Monday, September 5, 2011

Misfit

I'll start this off a bit educational, and it's gonna end... a bit educational. This post brought to you by: My Social Work: Human Behavior in the Social Environment class's assignment. So I have some vocab for y'all, and then a paper to read. Please write your name at the top right hand corner of your-- just kidding. ;)

misfit: A person whose behavior or attitude sets them apart from others

cohort: A group of persons who were born during the same time period and who experience particular social changes within a given culture in the same sequence and at the same age

transition: change in roles and statuses that represents a distinct departure from prior roles and statuses

trajectory: long-term pattern of stability and change, which usually involves multiple transitions

social age: age-graded roles and behaviors expected by society - in other words the socially constructed meaning or various ages.

Alright, those definitions are important.
I am a misfit. I always, jokingly, say I should have been 20 years old in 1950. Maybe that way I'd be married by this age. Maybe then I'd be wearing a dress every day. Maybe then people would respect the role of a man and a woman and their DIFFERENCE. Obviously, this isn't entirely a joke to me.
Now I didn't think I'd think of this while doing my homework. But my homework is all about the rest of those definitions and well, I had to write a (1 page) reaction paper to it. Well, I sure did.

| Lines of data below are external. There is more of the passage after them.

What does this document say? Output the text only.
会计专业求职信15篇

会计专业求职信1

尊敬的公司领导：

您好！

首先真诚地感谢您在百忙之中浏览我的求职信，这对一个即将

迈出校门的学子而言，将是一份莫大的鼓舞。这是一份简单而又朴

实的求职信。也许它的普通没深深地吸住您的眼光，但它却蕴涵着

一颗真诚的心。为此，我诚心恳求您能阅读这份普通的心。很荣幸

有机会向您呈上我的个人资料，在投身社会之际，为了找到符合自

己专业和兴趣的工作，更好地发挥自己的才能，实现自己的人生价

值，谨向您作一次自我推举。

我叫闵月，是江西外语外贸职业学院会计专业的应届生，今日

The readings at the beginning of Chapter 1 that depict real life stories all tell how one person’s way of life and culture is not just made overnight. It is a result of generations’ efforts, tragedies, life choices, etc. After understanding this and proceeding to read the first few paragraphs of the text I started to realize just how this has played out in my own life and generation.
The section about cohorts uses the baby boomer population to illustrate. “They suggest that ‘boomers’ responded to the economic challenges of their demographic bubble by delaying or avoiding marriage, postponing childbearing, having fewer children, and increasing the presence of mothers in the labor force.” (Hutchison 12). This cohort had unique circumstances after World War II which to cope and manage they had to alter the way of life they had before.
Though the link between baby boomers and modern day feminists has been a long time coming and would require extensive explanation, I firmly believe there is one. I live during the third wave of feminists and among this group I have felt forced into a common trajectory. The understanding being anyone my age will graduate high school single, attend and graduate higher education, pursue a career, and, finally, marry and have children. I do not fit into this particular social age. I would prefer marriage before or during college that I may or may not attend, working as supplement, having children and then work in the home as a stay-at-home-mom. A title which I hate to utter due to such a negative connotation it has been given these days.
After years of coping and learning to be okay with this I have also started to learn how our culture got to be this way. Out of necessity people made distinct and drastic transitions. Time flies and not even a century later it’s a completely different environment. The cohort I was born into is not accepting of the trajectory I would design for myself. After reading this chapter I have realized how common, stressful and real this experience is.


Basically, thanks to the dang baby boomer era everything changed. Not one person's fault. But I am hanging on to the hope that one day people will remember how we were functioning back then and realize it's okay to do things old-fashioned every once in a while. Maybe when my daughter grows up history will have repeated itself and she won't be expected to know where she's attending college by time she is in 8th grade.
Yeah, I saw middle schoolers on a campus tour at CSUN. Ridiculous.